Comment sauver ce lieu auquel les administrés sont si attachés ? Les élus ne peuvent se résoudre à le détruire, et on imagine, un temps, une transformation en boîte de nuit ou en résidence universitaire.
Il faudra une rencontre pour qu’on ait l’idée d’y implanter un musée. À la fin des années 1980, Bruno Godichon, jeune conservateur nommé à la tête du musée de Roubaix, fermé depuis quarante ans, cherche un lieu où faire revivre les collections : il jette son dévolu sur la piscine, bientôt suivi dans son audacieuse proposition par le maire, André Diligent. J’étais surprise de découvrir que ce n’était pas l’architecture art déco, si remarquable, qui avait été à l’origine de ce sauvetage, mais d’abord l’attachement des habitants à ce lieu si particulier.

Après trois années de lourds travaux (il a fallu refaire intégralement les toitures), le musée ouvre ses portes en 2001. Le grand bassin a laissé place à un plan d’eau peu profond, sauvegardant l’esprit des lieux et offrant au musée son ambiance si singulière.
Autour du bassin se déploie un bel ensemble de sculptures : baigneuses figées dans la pierre, athlètes en slip… l’ensemble est superbe, monumental.
Le nouveau musée séduit la France entière, et on se presse pour découvrir « LA » piscine de Roubaix. Initialement conçue pour accueillir 60 000 visiteurs par an, la Piscine comptabilise aujourd’hui 250 000 entrées annuelles. De quoi lancer des travaux d’agrandissement !
La Piscine, un musée pour amateur de l’art du XIXe
Mais si la Piscine de Roubaix séduit, ce n’est pas seulement pour son cadre enchanteur : ses collections sont à la hauteur du lieu, cohérentes et attachantes. Elles ont, elles aussi, une histoire particulière. Constituées au cours du XIXe siècle, les collections sont présentées, à partir de 1889, dans quelques salles de l’École nationale des arts industriels. Le ton est donné : à Roubaix, le musée doit soutenir et inspirer l’innovation industrielle. Mis en caisse à la veille de la Seconde Guerre mondiale, le musée ne rouvre pas à la Libération. Jusqu’en 2001, les collections de Roubaix resteront sans lieu de présentation.
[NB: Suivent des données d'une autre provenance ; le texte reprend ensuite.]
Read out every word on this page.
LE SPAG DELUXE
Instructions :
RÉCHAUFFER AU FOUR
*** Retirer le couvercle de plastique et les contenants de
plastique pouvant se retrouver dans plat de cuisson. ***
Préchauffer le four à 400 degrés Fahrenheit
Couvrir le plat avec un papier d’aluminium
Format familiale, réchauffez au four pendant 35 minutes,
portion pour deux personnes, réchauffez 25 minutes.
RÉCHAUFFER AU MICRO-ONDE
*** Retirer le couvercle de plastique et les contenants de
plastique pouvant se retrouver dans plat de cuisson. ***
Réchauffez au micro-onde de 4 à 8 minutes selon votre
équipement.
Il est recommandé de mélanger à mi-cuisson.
Lorsque naît le projet d’une réouverture au sein de l’ancienne Piscine, il apparaît vite à la nouvelle équipe de conservation qu’il faudra définir un parcours cohérent. Difficile exercice, car les collections dont elle dispose sont aussi hétéroclites que lacunaires. Plutôt que de se contenter d’un accrochage « fourre-tout » et sans relief, il est décidé de structurer le musée autour de deux départements, l’un consacré aux arts industriels (textiles et céramique notamment) et l’autre aux Beaux-Arts. Pour faire écho à l’histoire de la ville – et du lieu – le musée sera principalement consacré aux XIXe et XXe siècles. Les quelques oeuvres antérieures d’intérêt sont échangées avec d’autres musées (dépôts), de façon à créer un parcours aussi cohérent que riche.
Art du XIXe siècle et de la première moitié du XXe siècle, oui… pourtant, vous n’y verrez ni Monet, ni Renoir, ni Degas… Ni beaucoup des « grands noms » de l’Histoire de l’Art. Et pourtant, comme la visite vaut le coup : on y découvre de nombreux artistes aujourd’hui méconnus, mais dont les tableaux sont passionnants : Rémy Cogghe, Lucien Jonas, Jean-Joseph Weerts, Alfred Agache…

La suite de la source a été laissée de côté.